Week 4, Day 2 (Wednesday, Jan 29)
In-class exercise
- How are these terms relevant or related to your app:
- data center
- virtual machine
- virtualization
- provisioning
- overprovisioned
- underprovisioned
- elastic computing
- utilization
- throughput
- latency
- API
- If you were to define an overall SLA for your service, what kinds of targets would you have to set?
- How does or doesn’t your ID generation algorithm prevent conflicts?
- What platform-level, cluster-level, and application-level software is being used in your app?
-
How does your app scale?
- How could you change it to scale better?
- What other existing apps might use a similar platform? Why? (Hint: Video.)
- What metric did you chose for your AutoScaler/CloudWatch alarm? Why?
- If a worker fails while encoding an image, what happens?
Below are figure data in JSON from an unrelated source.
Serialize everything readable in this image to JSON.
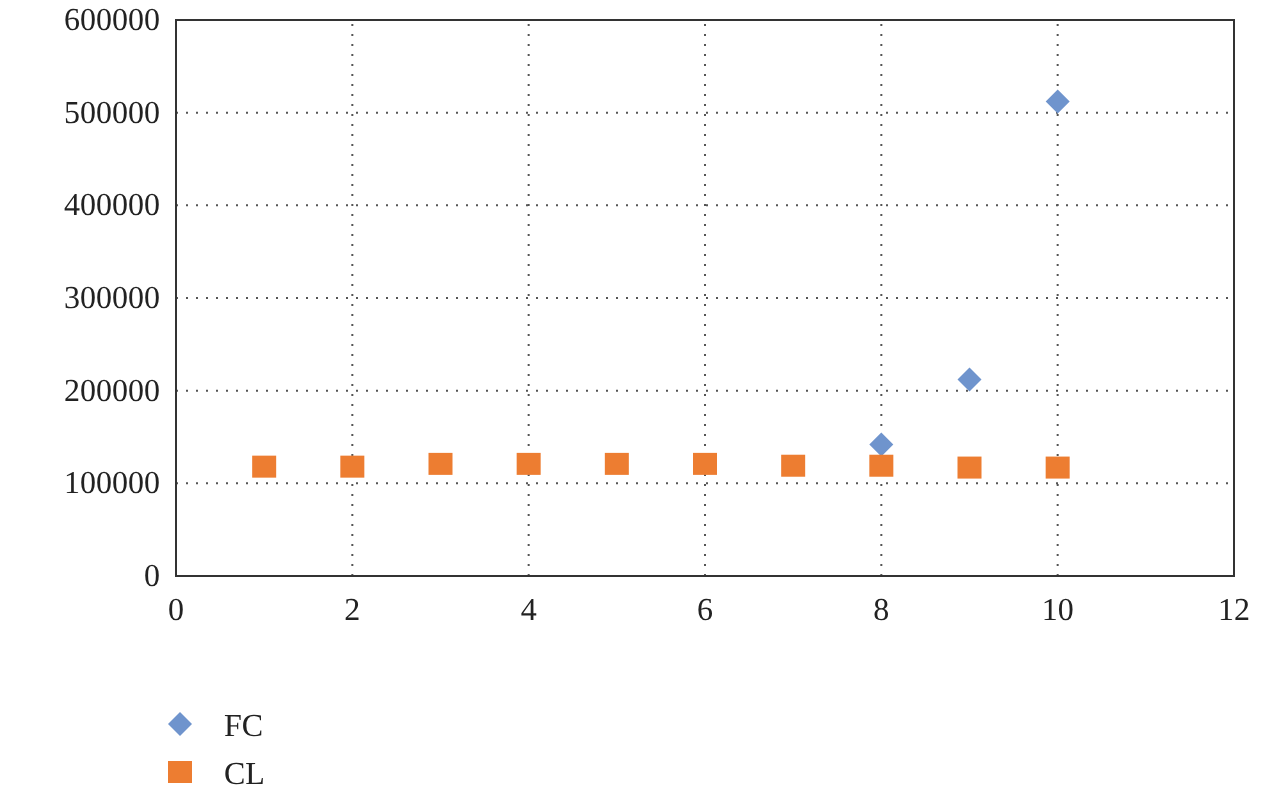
{
  "chart_data": {
    "type": "scatter",
    "x": [
      1,
      2,
      3,
      4,
      5,
      6,
      7,
      8,
      9,
      10
    ],
    "series": [
      {
        "name": "FC",
        "color": "#6f94cd",
        "marker": "diamond",
        "values": [
          null,
          null,
          null,
          null,
          null,
          null,
          null,
          142000,
          212000,
          512000
        ]
      },
      {
        "name": "CL",
        "color": "#ed7d31",
        "marker": "square",
        "values": [
          118000,
          118000,
          121000,
          121000,
          121000,
          121000,
          119000,
          119000,
          117000,
          117000
        ]
      }
    ],
    "xlim": [
      0,
      12
    ],
    "xticks": [
      0,
      2,
      4,
      6,
      8,
      10,
      12
    ],
    "ylim": [
      0,
      600000
    ],
    "yticks": [
      0,
      100000,
      200000,
      300000,
      400000,
      500000,
      600000
    ],
    "grid": true,
    "legend": "bottom left"
  }
}
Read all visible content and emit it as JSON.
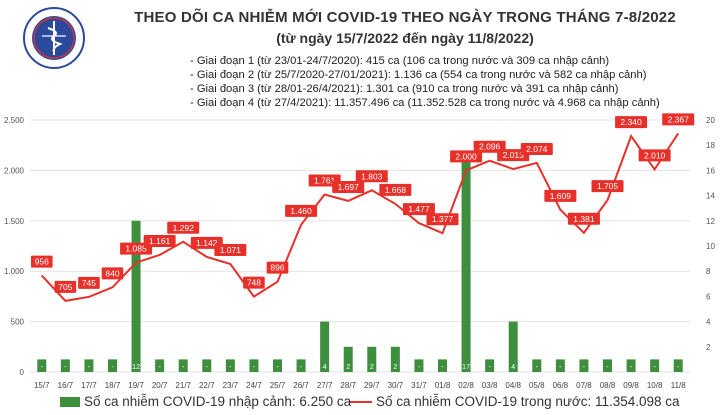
{
  "title": "THEO DÕI CA NHIỄM MỚI COVID-19 THEO NGÀY TRONG THÁNG 7-8/2022",
  "subtitle": "(từ ngày 15/7/2022 đến ngày 11/8/2022)",
  "phases": [
    "- Giai đoạn 1 (từ 23/01-24/7/2020): 415 ca (106 ca trong nước và 309 ca nhập cảnh)",
    "- Giai đoạn 2 (từ 25/7/2020-27/01/2021): 1.136 ca (554 ca trong nước và 582 ca nhập cảnh)",
    "- Giai đoạn 3 (từ 28/01-26/4/2021): 1.301 ca (910 ca trong nước và 391 ca nhập cảnh)",
    "- Giai đoạn 4 (từ 27/4/2021): 11.357.496 ca (11.352.528 ca trong nước và 4.968 ca nhập cảnh)"
  ],
  "logo": {
    "text": "BỘ Y TẾ",
    "subtext": "MINISTRY OF HEALTH"
  },
  "legend": {
    "bar": "Số ca nhiễm COVID-19 nhập cảnh: 6.250 ca",
    "line": "Số ca nhiễm COVID-19 trong nước: 11.354.098 ca"
  },
  "colors": {
    "bar": "#3d8f3d",
    "line": "#e8302a",
    "label_bg": "#e8302a"
  },
  "chart_data": {
    "type": "bar+line",
    "categories": [
      "15/7",
      "16/7",
      "17/7",
      "18/7",
      "19/7",
      "20/7",
      "21/7",
      "22/7",
      "23/7",
      "24/7",
      "25/7",
      "26/7",
      "27/7",
      "28/7",
      "29/7",
      "30/7",
      "31/7",
      "01/8",
      "02/8",
      "03/8",
      "04/8",
      "05/8",
      "06/8",
      "07/8",
      "08/8",
      "09/8",
      "10/8",
      "11/8"
    ],
    "series": [
      {
        "name": "Số ca nhiễm COVID-19 trong nước",
        "type": "line",
        "axis": "left",
        "values": [
          956,
          705,
          745,
          840,
          1085,
          1161,
          1292,
          1142,
          1071,
          748,
          896,
          1460,
          1761,
          1697,
          1803,
          1668,
          1477,
          1377,
          2000,
          2096,
          2013,
          2074,
          1609,
          1381,
          1705,
          2340,
          2010,
          2367
        ],
        "labels": [
          "956",
          "705",
          "745",
          "840",
          "1.085",
          "1.161",
          "1.292",
          "1.142",
          "1.071",
          "748",
          "896",
          "1.460",
          "1.761",
          "1.697",
          "1.803",
          "1.668",
          "1.477",
          "1.377",
          "2.000",
          "2.096",
          "2.013",
          "2.074",
          "1.609",
          "1.381",
          "1.705",
          "2.340",
          "2.010",
          "2.367"
        ]
      },
      {
        "name": "Số ca nhiễm COVID-19 nhập cảnh",
        "type": "bar",
        "axis": "right",
        "values": [
          1,
          1,
          1,
          1,
          12,
          1,
          1,
          1,
          1,
          1,
          1,
          1,
          4,
          2,
          2,
          2,
          1,
          1,
          17,
          1,
          4,
          1,
          1,
          1,
          1,
          1,
          1,
          1
        ],
        "labels": [
          "-",
          "-",
          "-",
          "-",
          "12",
          "-",
          "-",
          "-",
          "-",
          "-",
          "-",
          "-",
          "4",
          "2",
          "2",
          "2",
          "-",
          "-",
          "17",
          "-",
          "4",
          "-",
          "-",
          "-",
          "-",
          "-",
          "-",
          "-"
        ]
      }
    ],
    "y_left": {
      "range": [
        0,
        2500
      ],
      "ticks": [
        "0",
        "500",
        "1.000",
        "1.500",
        "2.000",
        "2.500"
      ],
      "tick_values": [
        0,
        500,
        1000,
        1500,
        2000,
        2500
      ]
    },
    "y_right": {
      "range": [
        0,
        20
      ],
      "ticks": [
        "2",
        "4",
        "6",
        "8",
        "10",
        "12",
        "14",
        "16",
        "18",
        "20"
      ],
      "tick_values": [
        2,
        4,
        6,
        8,
        10,
        12,
        14,
        16,
        18,
        20
      ]
    },
    "grid": true
  }
}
Can your system recover?
Distributed/Cloud systems structure
From There Is No Getting Around It: You Are Building a Distributed System.
Cloud applications are distributed systems—designing for the cloud is designing a distributed system
Every application is different
- Many off-the-shelf components won’t perform well enough
Note how much other stuff is necessary to build an application:
Source: p. 66 of There Is No Getting Around It: You Are Building a Distributed System, Copyright ACM, 2013.
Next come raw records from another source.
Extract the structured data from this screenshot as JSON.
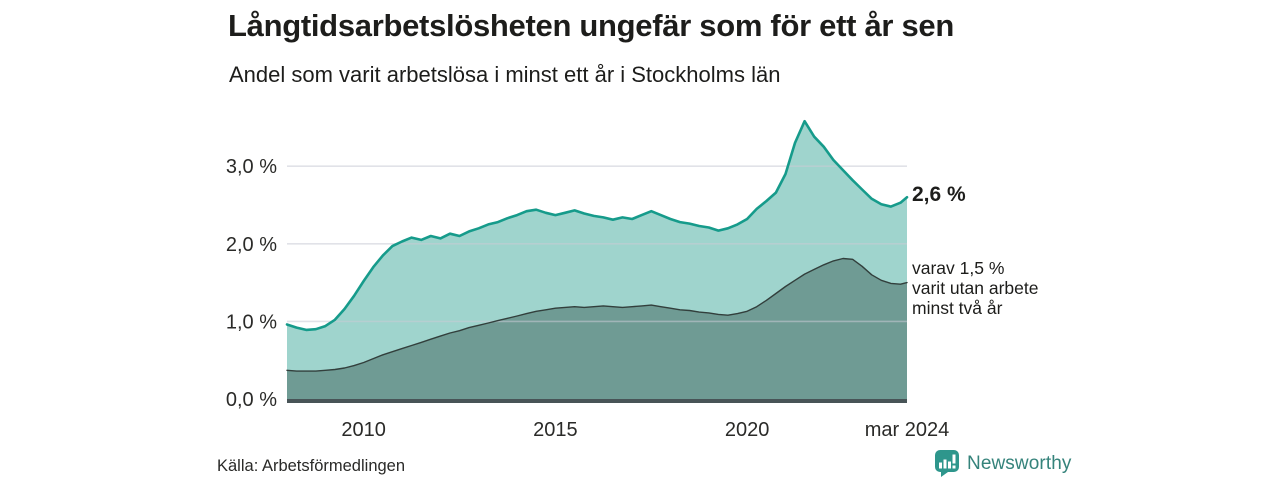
{
  "chart_data": {
    "type": "area",
    "title": "Långtidsarbetslösheten ungefär som för ett år sen",
    "subtitle": "Andel som varit arbetslösa i minst ett år i Stockholms län",
    "xlabel": "",
    "ylabel": "",
    "xlim": [
      2008.0,
      2024.17
    ],
    "ylim": [
      0,
      3.75
    ],
    "grid": true,
    "legend": "none",
    "x": [
      2008.0,
      2008.25,
      2008.5,
      2008.75,
      2009.0,
      2009.25,
      2009.5,
      2009.75,
      2010.0,
      2010.25,
      2010.5,
      2010.75,
      2011.0,
      2011.25,
      2011.5,
      2011.75,
      2012.0,
      2012.25,
      2012.5,
      2012.75,
      2013.0,
      2013.25,
      2013.5,
      2013.75,
      2014.0,
      2014.25,
      2014.5,
      2014.75,
      2015.0,
      2015.25,
      2015.5,
      2015.75,
      2016.0,
      2016.25,
      2016.5,
      2016.75,
      2017.0,
      2017.25,
      2017.5,
      2017.75,
      2018.0,
      2018.25,
      2018.5,
      2018.75,
      2019.0,
      2019.25,
      2019.5,
      2019.75,
      2020.0,
      2020.25,
      2020.5,
      2020.75,
      2021.0,
      2021.25,
      2021.5,
      2021.75,
      2022.0,
      2022.25,
      2022.5,
      2022.75,
      2023.0,
      2023.25,
      2023.5,
      2023.75,
      2024.0,
      2024.17
    ],
    "series": [
      {
        "name": "Andel arbetslösa minst ett år",
        "values": [
          0.96,
          0.92,
          0.89,
          0.9,
          0.94,
          1.02,
          1.16,
          1.33,
          1.52,
          1.7,
          1.85,
          1.97,
          2.03,
          2.08,
          2.05,
          2.1,
          2.07,
          2.13,
          2.1,
          2.16,
          2.2,
          2.25,
          2.28,
          2.33,
          2.37,
          2.42,
          2.44,
          2.4,
          2.37,
          2.4,
          2.43,
          2.39,
          2.36,
          2.34,
          2.31,
          2.34,
          2.32,
          2.37,
          2.42,
          2.37,
          2.32,
          2.28,
          2.26,
          2.23,
          2.21,
          2.17,
          2.2,
          2.25,
          2.32,
          2.45,
          2.55,
          2.66,
          2.9,
          3.3,
          3.58,
          3.38,
          3.25,
          3.08,
          2.95,
          2.82,
          2.7,
          2.58,
          2.51,
          2.48,
          2.53,
          2.6
        ],
        "fill": "#9fd4cd",
        "line": "#169b8b",
        "line_width": 2.6
      },
      {
        "name": "varav arbetslösa minst två år",
        "values": [
          0.37,
          0.36,
          0.36,
          0.36,
          0.37,
          0.38,
          0.4,
          0.43,
          0.47,
          0.52,
          0.57,
          0.61,
          0.65,
          0.69,
          0.73,
          0.77,
          0.81,
          0.85,
          0.88,
          0.92,
          0.95,
          0.98,
          1.01,
          1.04,
          1.07,
          1.1,
          1.13,
          1.15,
          1.17,
          1.18,
          1.19,
          1.18,
          1.19,
          1.2,
          1.19,
          1.18,
          1.19,
          1.2,
          1.21,
          1.19,
          1.17,
          1.15,
          1.14,
          1.12,
          1.11,
          1.09,
          1.08,
          1.1,
          1.13,
          1.19,
          1.27,
          1.36,
          1.45,
          1.53,
          1.61,
          1.67,
          1.73,
          1.78,
          1.81,
          1.8,
          1.71,
          1.6,
          1.53,
          1.49,
          1.48,
          1.5
        ],
        "fill": "#6f9b94",
        "line": "#323f3c",
        "line_width": 1.4
      }
    ],
    "xticks": [
      {
        "v": 2010,
        "label": "2010"
      },
      {
        "v": 2015,
        "label": "2015"
      },
      {
        "v": 2020,
        "label": "2020"
      },
      {
        "v": 2024.17,
        "label": "mar 2024"
      }
    ],
    "yticks": [
      {
        "v": 0,
        "label": "0,0 %"
      },
      {
        "v": 1,
        "label": "1,0 %"
      },
      {
        "v": 2,
        "label": "2,0 %"
      },
      {
        "v": 3,
        "label": "3,0 %"
      }
    ],
    "annotations": {
      "latest_total": "2,6 %",
      "two_year_note": "varav 1,5 %\nvarit utan arbete\nminst två år"
    },
    "colors": {
      "gridline": "#c9cbd6",
      "axis_line": "#485457",
      "text": "#2a2a28"
    }
  },
  "footer": {
    "source": "Källa: Arbetsförmedlingen",
    "brand": "Newsworthy",
    "brand_color": "#35837b",
    "brand_icon_color": "#2e968c"
  }
}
The many questions to ask about a distributed service:
- Will the system have regions or be global?
- Single- or multiple-tenant?
- SLAs (for availability, latency, throughput, consistency, durability, …)
- Security
- Usage tracking
- Deployment and configuration management
Reading guide for next class
Read There Is No Getting Around It: You Are Building a Distributed System, from Messaging (p. 67) up to but not including Platform Components (p. 68).
These two sections are short but dense. For the “Messaging” section,
consider how your use of SQS in Assignment 2 fits his
description. Also note how he considers each of the factors (geographies, etc.) for this subservice.
For the “Automating Failover” section, focus on the basic need: We need
to design how the system recovers when a subcomponent fails.